The Guardian Unlimited, November 9, 2011
Some of us have been warning for months about the crisis scenario that is accelerating today in Europe. In particular I have noted that the European authorities were pushing Italy down a dangerous path, similarly to what they did to Greece. The formula is deadly: force budget tightening on an economy that is already shrinking or on the edge of recession. This shrinks the economy further, causing government revenue to fall and making further tightening necessary to meet the target budget deficit. The government’s borrowing costs rise because markets see where this is going. This makes it even more difficult to meet the targets, and the whole mess can spiral out of control.
Today financial markets reacted violently to this process in Italy, with yields on both 10-year and 2-year Italian government bonds soaring past 7 percent. Let’s do the math.
One year ago, Italy could borrow at 4 percent for 10-year bonds. Today these yields went as high as 7.7 percent.
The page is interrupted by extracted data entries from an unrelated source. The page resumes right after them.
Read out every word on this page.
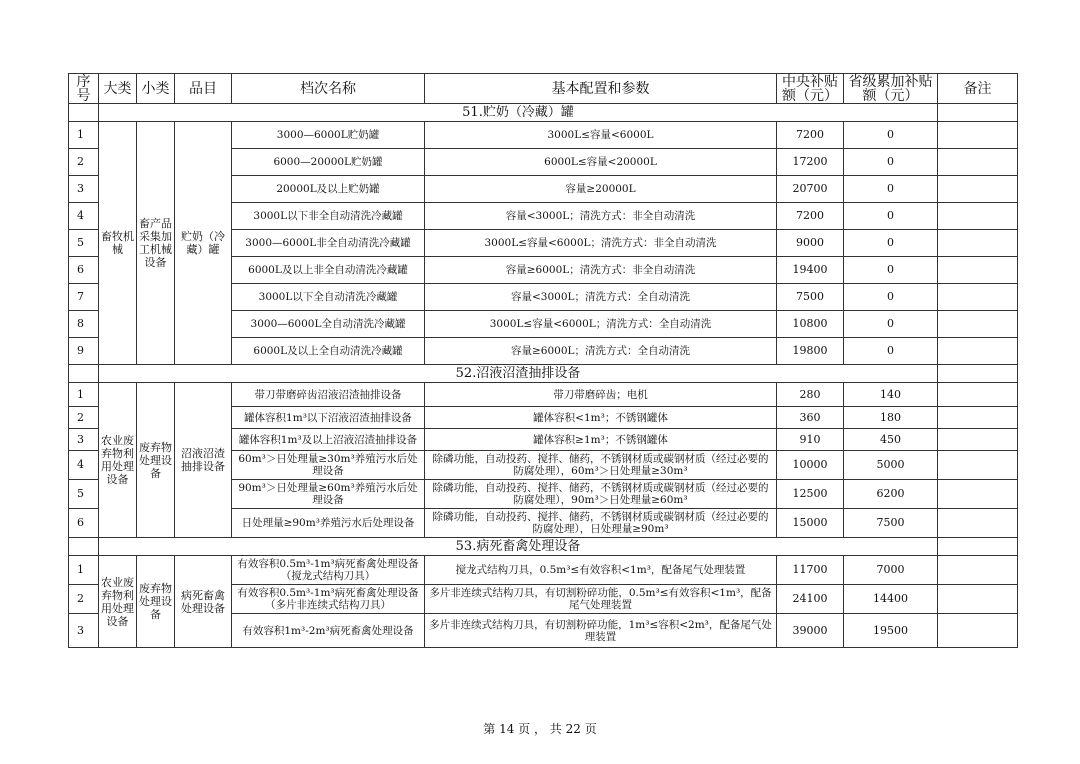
序号	大类	小类	品目	档次名称	基本配置和参数	中央补贴额（元）	省级累加补贴额（元）	备注
	51.贮奶（冷藏）罐							
1	畜牧机械	畜产品采集加工机械设备	贮奶（冷藏）罐	3000—6000L贮奶罐	3000L≤容量<6000L	7200	0	
2				6000—20000L贮奶罐	6000L≤容量<20000L	17200	0	
3				20000L及以上贮奶罐	容量≥20000L	20700	0	
4				3000L以下非全自动清洗冷藏罐	容量<3000L；清洗方式：非全自动清洗	7200	0	
5				3000—6000L非全自动清洗冷藏罐	3000L≤容量<6000L；清洗方式：非全自动清洗	9000	0	
6				6000L及以上非全自动清洗冷藏罐	容量≥6000L；清洗方式：非全自动清洗	19400	0	
7				3000L以下全自动清洗冷藏罐	容量<3000L；清洗方式：全自动清洗	7500	0	
8				3000—6000L全自动清洗冷藏罐	3000L≤容量<6000L；清洗方式：全自动清洗	10800	0	
9				6000L及以上全自动清洗冷藏罐	容量≥6000L；清洗方式：全自动清洗	19800	0	
	52.沼液沼渣抽排设备							
1	农业废弃物利用处理设备	废弃物处理设备	沼液沼渣抽排设备	带刀带磨碎齿沼液沼渣抽排设备	带刀带磨碎齿；电机	280	140	
2				罐体容积1m³以下沼液沼渣抽排设备	罐体容积<1m³；不锈钢罐体	360	180	
3				罐体容积1m³及以上沼液沼渣抽排设备	罐体容积≥1m³；不锈钢罐体	910	450	
4				60m³＞日处理量≥30m³养殖污水后处理设备	除磷功能，自动投药、搅拌、储药，不锈钢材质或碳钢材质（经过必要的防腐处理），60m³＞日处理量≥30m³	10000	5000	
5				90m³＞日处理量≥60m³养殖污水后处理设备	除磷功能，自动投药、搅拌、储药，不锈钢材质或碳钢材质（经过必要的防腐处理），90m³＞日处理量≥60m³	12500	6200	
6				日处理量≥90m³养殖污水后处理设备	除磷功能，自动投药、搅拌、储药，不锈钢材质或碳钢材质（经过必要的防腐处理），日处理量≥90m³	15000	7500	
	53.病死畜禽处理设备							
1	农业废弃物利用处理设备	废弃物处理设备	病死畜禽处理设备	有效容积0.5m³-1m³病死畜禽处理设备（搅龙式结构刀具）	搅龙式结构刀具，0.5m³≤有效容积<1m³，配备尾气处理装置	11700	7000	
2				有效容积0.5m³-1m³病死畜禽处理设备（多片非连续式结构刀具）	多片非连续式结构刀具，有切割粉碎功能，0.5m³≤有效容积<1m³，配备尾气处理装置	24100	14400	
3				有效容积1m³-2m³病死畜禽处理设备	多片非连续式结构刀具，有切割粉碎功能，1m³≤容积<2m³，配备尾气处理装置	39000	19500	
第 14 页 ， 共 22 页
Multiply this difference, 3.7 percent, times the 356 billion euros ($491 billion) that Italy has to refinance over the next year. That’s 13.2 billion euros ($18.2 billion) in additional borrowing costs, or about 1 percent of Italy’s GDP.
Italy has agreed to deficit reduction of 3.9 percent of GDP by 2013, with about 1.7 percent of it coming over the next year. Prime Minister Silvio Berlusconi has just announced he will resign, in part because of the political difficulty of making these changes in a weak economy. Now add another 1 percent of GDP to make the same target – and that the target will move because the economy will likely shrink further – and you can imagine that Italy is not going to make these targets, which is what the bond markets are imagining right now.
In fact, the bond traders can be more imaginative than that. They have noticed that when Portugal and Ireland’s bond yields went above 7 percent, they quickly soared into the double digits. These governments were then forced to borrow from the IMF and the European authorities instead of relying on financial markets.
The European authorities are not prepared to deal with such a situation. Italy is the world’s eighth largest economy, and its $2.6 trillion debt is much more than that of Ireland, Portugal, Greece and even Spain combined. Clearing houses in Europe have recently begun to require more collateral for Italian debt, which has also unnerved markets. A lot of Italy’s debt is held by European banks, and the fall in Italy’s bond prices also causes problems for their balance sheets, increasing the risk of a worsening financial crisis that is already slowing the world economy.
What can be done about this? The European Central Bank (ECB) reportedly intervened heavily in the Italian bond market, and its purchases are probably what brought Italy’s bond yields down somewhat from their peaks. But this is not nearly enough to resolve the crisis.
The ECB is the main problem. It is run by people who hold extremist views about the responsibility of central banks and governments in situations of crisis and recession. Even as facts contradict them on a daily basis, they cling stubbornly to the view that further budget tightening will restore the confidence of financial markets and resolve the crisis.
Governments must take “radical measures to consolidate public finances,” said ECB Executive Board member Jurgen Stark yesterday.
But of course these measures will only pour more fuel on the fire, by pushing Europe further toward recession and exacerbating the debt and budget problems of the weaker eurozone economies.
And the new head of the ECB, Mario Draghi, just a week ago dismissed the idea of the central bank playing the role of lender of last resort – a traditional role for central banks.
ECB authorities think they have already done too much by buying $252 billion of eurozone bonds over the past year and a half. But compare this with the U.S. Federal Reserve, which has created more than $2 trillion since 2008 in efforts to keep the U.S. economy from sinking back into recession.
The ECB could put an end to this crisis by intervening in the way the U.S. Federal Reserve has done in the United States. But they continue to insist that this is not their role. That is the heart of the problem, and until this policy is reversed it is likely that the European economy will continue to worsen.